SAMARINDA, RABU - Hujan berintensitas tinggi selama empat jam pada Selasa (12/5) malam menimbulkan banjir dan tanah longsor di Kota Samarinda, Kalimantan Timur.
Jalan Pangeran Antasari yang melintasi Kecamatan Samarinda Ulu dan Sungai Kunjang terendam sekitar 10 sentimeter. Truk, mobil, dan bus yang terlanjur lewat terjebak macet berjam-jam. Yang tidak ingin terkena kemacetan memilih jalan lain.
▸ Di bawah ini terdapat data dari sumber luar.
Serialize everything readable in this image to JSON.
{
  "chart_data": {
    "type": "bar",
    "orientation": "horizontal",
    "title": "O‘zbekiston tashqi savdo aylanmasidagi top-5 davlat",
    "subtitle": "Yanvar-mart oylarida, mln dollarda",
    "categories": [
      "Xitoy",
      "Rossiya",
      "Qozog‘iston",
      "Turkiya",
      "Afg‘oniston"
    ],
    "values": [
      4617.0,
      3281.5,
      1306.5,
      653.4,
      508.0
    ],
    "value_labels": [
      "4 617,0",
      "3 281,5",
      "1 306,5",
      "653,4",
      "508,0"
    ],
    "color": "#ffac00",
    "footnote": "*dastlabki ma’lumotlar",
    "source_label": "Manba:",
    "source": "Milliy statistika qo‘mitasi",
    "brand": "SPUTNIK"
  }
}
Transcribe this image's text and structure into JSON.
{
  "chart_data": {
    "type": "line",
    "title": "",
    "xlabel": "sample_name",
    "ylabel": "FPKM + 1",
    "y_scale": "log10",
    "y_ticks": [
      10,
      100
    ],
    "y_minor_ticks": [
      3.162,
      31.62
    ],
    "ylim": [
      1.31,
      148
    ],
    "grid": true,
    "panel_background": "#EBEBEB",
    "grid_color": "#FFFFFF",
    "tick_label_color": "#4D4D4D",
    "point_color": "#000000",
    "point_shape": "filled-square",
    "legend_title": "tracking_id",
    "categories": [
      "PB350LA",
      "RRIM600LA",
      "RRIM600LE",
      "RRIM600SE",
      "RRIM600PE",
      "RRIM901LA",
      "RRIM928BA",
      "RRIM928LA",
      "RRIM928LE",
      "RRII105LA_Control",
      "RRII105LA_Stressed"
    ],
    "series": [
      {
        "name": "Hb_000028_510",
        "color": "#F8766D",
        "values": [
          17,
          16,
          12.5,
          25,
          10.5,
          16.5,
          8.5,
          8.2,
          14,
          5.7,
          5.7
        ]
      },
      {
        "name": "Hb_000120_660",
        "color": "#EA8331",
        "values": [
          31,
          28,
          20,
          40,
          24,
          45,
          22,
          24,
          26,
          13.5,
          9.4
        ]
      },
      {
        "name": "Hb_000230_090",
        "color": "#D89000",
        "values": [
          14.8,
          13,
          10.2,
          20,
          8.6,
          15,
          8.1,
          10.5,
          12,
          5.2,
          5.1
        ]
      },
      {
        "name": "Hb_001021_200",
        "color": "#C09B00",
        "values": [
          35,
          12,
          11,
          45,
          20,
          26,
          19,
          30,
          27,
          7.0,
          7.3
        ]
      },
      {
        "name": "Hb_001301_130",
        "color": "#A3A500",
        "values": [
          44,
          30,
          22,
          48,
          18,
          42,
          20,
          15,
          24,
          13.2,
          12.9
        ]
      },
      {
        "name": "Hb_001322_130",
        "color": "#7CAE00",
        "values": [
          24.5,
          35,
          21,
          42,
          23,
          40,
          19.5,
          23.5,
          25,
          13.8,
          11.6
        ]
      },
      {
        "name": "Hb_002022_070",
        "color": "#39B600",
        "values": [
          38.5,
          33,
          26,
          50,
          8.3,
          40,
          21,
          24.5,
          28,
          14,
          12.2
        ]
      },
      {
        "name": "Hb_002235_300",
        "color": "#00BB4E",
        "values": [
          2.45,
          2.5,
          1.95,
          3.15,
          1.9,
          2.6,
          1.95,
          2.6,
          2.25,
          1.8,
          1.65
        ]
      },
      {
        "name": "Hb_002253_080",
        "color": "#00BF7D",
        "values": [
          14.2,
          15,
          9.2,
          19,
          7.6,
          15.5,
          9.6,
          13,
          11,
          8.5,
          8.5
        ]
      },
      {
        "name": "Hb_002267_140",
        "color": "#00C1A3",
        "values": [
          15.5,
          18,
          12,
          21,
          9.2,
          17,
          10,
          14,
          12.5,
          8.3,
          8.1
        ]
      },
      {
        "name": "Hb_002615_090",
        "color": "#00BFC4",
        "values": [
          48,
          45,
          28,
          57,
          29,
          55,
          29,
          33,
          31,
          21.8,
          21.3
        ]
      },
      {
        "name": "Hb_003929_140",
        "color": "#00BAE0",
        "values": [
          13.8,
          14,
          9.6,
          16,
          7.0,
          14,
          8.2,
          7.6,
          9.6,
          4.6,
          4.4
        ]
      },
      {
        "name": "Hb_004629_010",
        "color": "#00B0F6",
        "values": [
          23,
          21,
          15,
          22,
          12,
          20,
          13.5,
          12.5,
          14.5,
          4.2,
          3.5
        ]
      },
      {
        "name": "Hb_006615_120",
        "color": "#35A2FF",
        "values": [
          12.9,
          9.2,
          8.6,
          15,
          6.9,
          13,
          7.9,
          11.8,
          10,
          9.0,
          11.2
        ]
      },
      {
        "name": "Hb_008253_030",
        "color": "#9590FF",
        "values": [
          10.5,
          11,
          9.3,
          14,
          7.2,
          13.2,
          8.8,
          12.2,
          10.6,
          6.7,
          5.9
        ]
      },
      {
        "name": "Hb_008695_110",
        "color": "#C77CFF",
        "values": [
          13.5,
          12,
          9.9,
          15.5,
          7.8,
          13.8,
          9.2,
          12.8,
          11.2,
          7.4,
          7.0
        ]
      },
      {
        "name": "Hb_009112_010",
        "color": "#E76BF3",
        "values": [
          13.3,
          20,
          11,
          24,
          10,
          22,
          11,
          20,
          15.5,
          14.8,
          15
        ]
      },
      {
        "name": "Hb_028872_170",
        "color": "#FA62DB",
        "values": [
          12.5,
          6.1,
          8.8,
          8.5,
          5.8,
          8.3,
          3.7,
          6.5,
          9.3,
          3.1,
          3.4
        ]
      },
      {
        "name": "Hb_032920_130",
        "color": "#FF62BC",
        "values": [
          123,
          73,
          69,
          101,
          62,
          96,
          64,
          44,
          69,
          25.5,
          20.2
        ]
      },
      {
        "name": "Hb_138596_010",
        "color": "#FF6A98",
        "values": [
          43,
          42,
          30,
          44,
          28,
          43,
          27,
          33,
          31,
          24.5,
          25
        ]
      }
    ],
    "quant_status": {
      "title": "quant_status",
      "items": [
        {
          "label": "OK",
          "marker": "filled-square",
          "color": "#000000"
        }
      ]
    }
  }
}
Banjir juga merendam sejumlah jalan di Kecamatan Samarinda Utara, yaitu Mayjen Sutoyo (dulu Remaja), Pemuda I, Pemuda VI, dan Pemuda VII. Keempat ruas tadi amat mudah kebanjiran sebab terletak di dataran rendah dalam bantaran Sungai Karangmumus yang kerap meluap akibat tidak mampu menampung air hujan.
Selain itu, hujan nyaris membuat rumah milik Zulkifli di RT 14 Kelurahan Teluk Lerong Ulu, Sungai Kunjang, tertimbun tanah longsor dari bukit vila di belakang bangunan. Longsor tidak masuk ke bangunan berukuran 8 X 4 meter di Gang Wahyu itu karena tertahan dinding kayu bagian belakang rumah.
Namun, banjir yang kembali menerjang ibu kota Kaltim itu membuat kalangan warga cemas. Mereka khawatir banjir hingga dua meter yang menerjang 80.000 jiwa dari 607.000 warga di tiga belas kelurahan di empat kecamatan dari pertengahan sampai akhir bulan lalu terulang.(Kompas.com)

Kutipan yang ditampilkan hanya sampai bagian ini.